- Born: 2002 (age 23–24) Paris
- Occupations: Writer, Novelist
- Writing career
- Notable awards: Prix Méduse 2023 for La Colère et l'Envie Prix littéraire de la vocation 2023 for La Colère et l'Envie Prix Maurice-Genevoix 2024 for La Colère et l'Envie Prix Goncourt de la nouvelle 2026 for Peaux vives

= Alice Renard =

French author

Alice Renard is a French author, born in 2002, in Paris.

Alice Renard's work has won her a number of literary awards, including the 2026 Prix Goncourt de la Nouvelle, for Peaux Vives and the 2024 Prix Maurice-Genevoix for La Colère et l'Envie.

== Biography ==

=== Youth and education ===
Alice Renard is the daughter of a personal stylist and a mathematics teacher. She gained a scientific Baccalauréat, then undertook studies in medieval literature at the Sorbonne.

=== Writing ===
Because of her background, she says she is interested in the issues of neurodiversity and sensory processing sensitivity. At 14, she began to write articles that she addressed to Léopoldine, a fictitious interlocutor ("Léopoldine, une destinatrice fictive").

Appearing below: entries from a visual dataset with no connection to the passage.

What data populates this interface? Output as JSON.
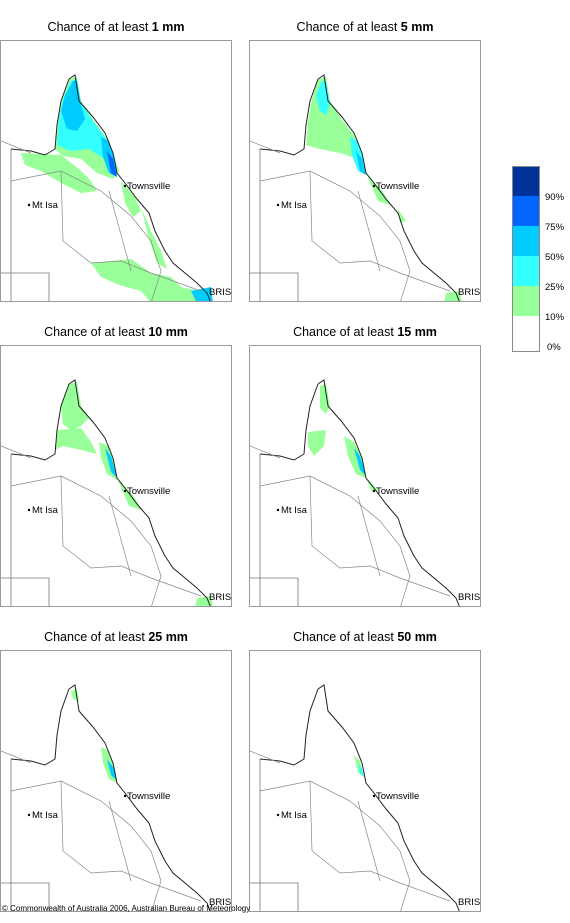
{
  "panels": [
    {
      "prefix": "Chance of at least ",
      "amount": "1 mm"
    },
    {
      "prefix": "Chance of at least ",
      "amount": "5 mm"
    },
    {
      "prefix": "Chance of at least ",
      "amount": "10 mm"
    },
    {
      "prefix": "Chance of at least ",
      "amount": "15 mm"
    },
    {
      "prefix": "Chance of at least ",
      "amount": "25 mm"
    },
    {
      "prefix": "Chance of at least ",
      "amount": "50 mm"
    }
  ],
  "places": {
    "townsville": "Townsville",
    "mt_isa": "Mt Isa",
    "brisbane": "BRIS"
  },
  "legend": {
    "bins": [
      {
        "label": "90%",
        "color": "#00339a"
      },
      {
        "label": "75%",
        "color": "#0066ff"
      },
      {
        "label": "50%",
        "color": "#00ccff"
      },
      {
        "label": "25%",
        "color": "#33ffff"
      },
      {
        "label": "10%",
        "color": "#99ff99"
      },
      {
        "label": "0%",
        "color": "#ffffff"
      }
    ]
  },
  "copyright": "© Commonwealth of Australia 2006, Australian Bureau of Meteorology"
}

She published her first novel, La Colère et l'Envie (Rage and Desire), on August 24, 2023. The novel is constructed in three parts, initially recording the thoughts of Isor's conflicted parents as they do their best to bring up a non-verbal child, then her elderly neighbour relating their friendship, before Isor's voice takes over in an epistolary finale. It has been said to "[advocate] for radical freedom of expression, even if it goes against cartesian sense". It has been nominated for numerous literary prizes, including the Prix Femina 2023, and the Prix littéraire du Monde 2023 - it received the Prix Méduse in 2023, the Prix littéraire de la vocation, the Prix Maurice-Genevoix 2024, as well as the Grand Cru Chartreuse 2024 Prize, awarded by the Centre national des écritures du spectacle (National Centre for Performing Arts Writing).

== Work ==

=== Novel ===

- La Colère et l'Envie, Héloïse d'Ormesson, 2023 ISBN 9782350878966.

=== Short stories ===

- Peaux vives, Héloïse d'Ormesson, 2025 ISBN 9782487819528.